Batteriespeicher und die Strompreisbildung: Kostenersparnis durch Flexibilitätsausbau?

Lesedauer:
6 min

Batteriespeicher werden als Schlüsseltechnologie der deutschen Energiewende bezeichnet. Durch ihr schnelles Reaktionsvermögen auf Ungleichgewichte in der Stromversorgung sind sie vielfältig einsetzbar.  
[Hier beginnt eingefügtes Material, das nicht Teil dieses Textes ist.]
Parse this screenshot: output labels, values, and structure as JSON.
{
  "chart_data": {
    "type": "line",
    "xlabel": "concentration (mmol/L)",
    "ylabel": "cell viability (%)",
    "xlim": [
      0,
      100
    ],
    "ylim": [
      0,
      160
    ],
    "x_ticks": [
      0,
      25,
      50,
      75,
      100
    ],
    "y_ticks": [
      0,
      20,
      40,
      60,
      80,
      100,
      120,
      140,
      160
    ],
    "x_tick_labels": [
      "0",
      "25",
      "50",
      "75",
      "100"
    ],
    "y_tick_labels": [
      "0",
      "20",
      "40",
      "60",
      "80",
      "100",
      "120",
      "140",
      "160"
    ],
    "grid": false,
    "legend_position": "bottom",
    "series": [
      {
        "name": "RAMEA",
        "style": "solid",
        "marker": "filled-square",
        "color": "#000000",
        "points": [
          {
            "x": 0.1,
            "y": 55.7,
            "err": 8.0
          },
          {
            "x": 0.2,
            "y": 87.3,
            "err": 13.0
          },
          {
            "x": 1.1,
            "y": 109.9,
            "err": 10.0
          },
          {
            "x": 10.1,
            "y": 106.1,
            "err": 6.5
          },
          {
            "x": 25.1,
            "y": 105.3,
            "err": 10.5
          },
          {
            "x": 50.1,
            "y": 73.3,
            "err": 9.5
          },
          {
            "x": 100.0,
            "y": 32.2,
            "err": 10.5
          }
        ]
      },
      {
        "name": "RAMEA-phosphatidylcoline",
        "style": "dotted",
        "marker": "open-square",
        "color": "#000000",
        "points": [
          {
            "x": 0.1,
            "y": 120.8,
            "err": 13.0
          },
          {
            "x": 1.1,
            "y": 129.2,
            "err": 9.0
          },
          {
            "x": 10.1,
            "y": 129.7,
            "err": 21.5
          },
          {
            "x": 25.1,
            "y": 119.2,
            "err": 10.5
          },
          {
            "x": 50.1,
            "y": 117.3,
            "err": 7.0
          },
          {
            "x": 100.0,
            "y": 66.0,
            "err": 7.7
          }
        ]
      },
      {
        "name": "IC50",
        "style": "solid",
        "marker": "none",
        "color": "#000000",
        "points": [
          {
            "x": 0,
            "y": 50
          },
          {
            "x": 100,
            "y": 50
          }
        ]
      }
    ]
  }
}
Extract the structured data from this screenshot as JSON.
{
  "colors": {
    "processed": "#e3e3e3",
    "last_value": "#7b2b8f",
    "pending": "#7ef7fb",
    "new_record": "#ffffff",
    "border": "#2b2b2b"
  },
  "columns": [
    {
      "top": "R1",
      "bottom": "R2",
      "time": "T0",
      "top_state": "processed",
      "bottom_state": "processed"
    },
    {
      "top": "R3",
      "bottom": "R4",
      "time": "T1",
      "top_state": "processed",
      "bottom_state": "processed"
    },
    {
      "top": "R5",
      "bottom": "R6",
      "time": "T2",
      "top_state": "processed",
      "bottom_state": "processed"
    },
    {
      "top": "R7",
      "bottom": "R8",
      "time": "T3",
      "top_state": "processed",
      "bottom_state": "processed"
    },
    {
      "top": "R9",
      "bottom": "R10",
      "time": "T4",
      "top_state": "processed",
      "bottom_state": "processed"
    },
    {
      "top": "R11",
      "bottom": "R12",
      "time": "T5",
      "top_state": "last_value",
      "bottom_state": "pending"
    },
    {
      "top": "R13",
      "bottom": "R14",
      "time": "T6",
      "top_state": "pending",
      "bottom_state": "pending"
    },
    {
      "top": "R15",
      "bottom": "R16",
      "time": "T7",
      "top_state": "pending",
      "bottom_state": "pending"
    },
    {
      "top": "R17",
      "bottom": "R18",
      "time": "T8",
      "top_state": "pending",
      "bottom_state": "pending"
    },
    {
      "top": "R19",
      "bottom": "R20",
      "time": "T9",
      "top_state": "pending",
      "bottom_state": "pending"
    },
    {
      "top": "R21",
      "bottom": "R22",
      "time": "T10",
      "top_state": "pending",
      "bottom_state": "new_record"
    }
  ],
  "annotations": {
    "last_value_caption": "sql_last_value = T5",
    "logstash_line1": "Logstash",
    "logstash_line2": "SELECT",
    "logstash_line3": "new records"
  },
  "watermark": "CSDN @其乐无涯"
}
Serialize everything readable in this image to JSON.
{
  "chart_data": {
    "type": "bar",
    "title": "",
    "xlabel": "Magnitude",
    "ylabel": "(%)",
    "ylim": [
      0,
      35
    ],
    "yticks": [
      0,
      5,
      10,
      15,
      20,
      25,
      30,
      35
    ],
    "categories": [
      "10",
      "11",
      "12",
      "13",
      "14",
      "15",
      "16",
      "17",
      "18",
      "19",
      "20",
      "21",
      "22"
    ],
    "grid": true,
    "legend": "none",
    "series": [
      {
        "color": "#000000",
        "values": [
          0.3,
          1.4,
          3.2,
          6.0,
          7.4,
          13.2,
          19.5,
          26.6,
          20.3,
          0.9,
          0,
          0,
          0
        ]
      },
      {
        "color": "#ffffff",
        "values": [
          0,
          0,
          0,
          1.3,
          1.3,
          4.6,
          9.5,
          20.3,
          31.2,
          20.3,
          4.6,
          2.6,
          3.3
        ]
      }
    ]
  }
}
Ist der Speicher auf Energiemärkten aktiv, steuern Preissignale auf Strombörsen und Regelleistungsmärkten das Lade- und Entladeverhalten des Speichers. Darüber hinaus ist der Speicher in der Lage nicht-frequenzgebundene Dienstleistungen wie die Verbesserung von Spannungshaltung und Netzträgheit zu leisten. Sollte es zu Engpässen im Stromnetz kommen, so kann der Speicher diesem gezielt durch Einsatz im Redispatch entgegenwirken. Der Einsatz von Batteriespeichern für Netzstabilisierung und -Infrastruktur kann langwierigen Netzausbau vermeiden.  
Ein Batteriespeicher mit geeigneter Strategie ist in der Lage, netzdienliches Verhalten mit dem marktorientierten Handeln zu kombinieren. Dieses Zusammenspiel ermöglicht es einige der größten Problemstellungen im Energiesystem zu adressieren und zu reduzieren. Beispielsweise kann der Speicher zu einer effektiveren Integration Erneuerbarer ins Stromsystem, der Senkung von Stromkosten für Endverbraucher, aber auch der Verbesserung der Spannungshaltung beitragen. Nicht alle positiven Einflüsse lassen sich dabei gleichermaßen quantifizieren. Aus diesem Grund legen wir im Rahmen dieses Artikels den Fokus auf die Marktaktivität von Speichern am Day-Ahead-Strommarkt. Hierbei analysieren wir, wie die Reaktion des Batteriespeichers auf Marktsignale einen Mehrwert generieren kann.  

Einsatz von Kyon Energiespeichern auf dem Day-Ahead-Markt

Aus dem Verhalten von Batteriespeichern an den Strommärkten ergeben sich langfristige ökologische und ökonomische Vorteile. Beispielsweise kann die Lade- und Entladestrategie eines Batteriespeichers dazu führen, dass mehr elektrische Energie aus erneuerbaren Quellen genutzt wird. Neben diesen ökologischen Aspekten kann der Einsatz von Batteriespeichern den deutschen (und europäischen) Bürgerinnen und Bürgern bereits heute Geld einsparen. Dieser Effekt, den der Ausbau von Speicherkapazität in Deutschland auf die Strompreisbildung hat, soll im Folgenden exemplarisch erklärt und quantifiziert werden.  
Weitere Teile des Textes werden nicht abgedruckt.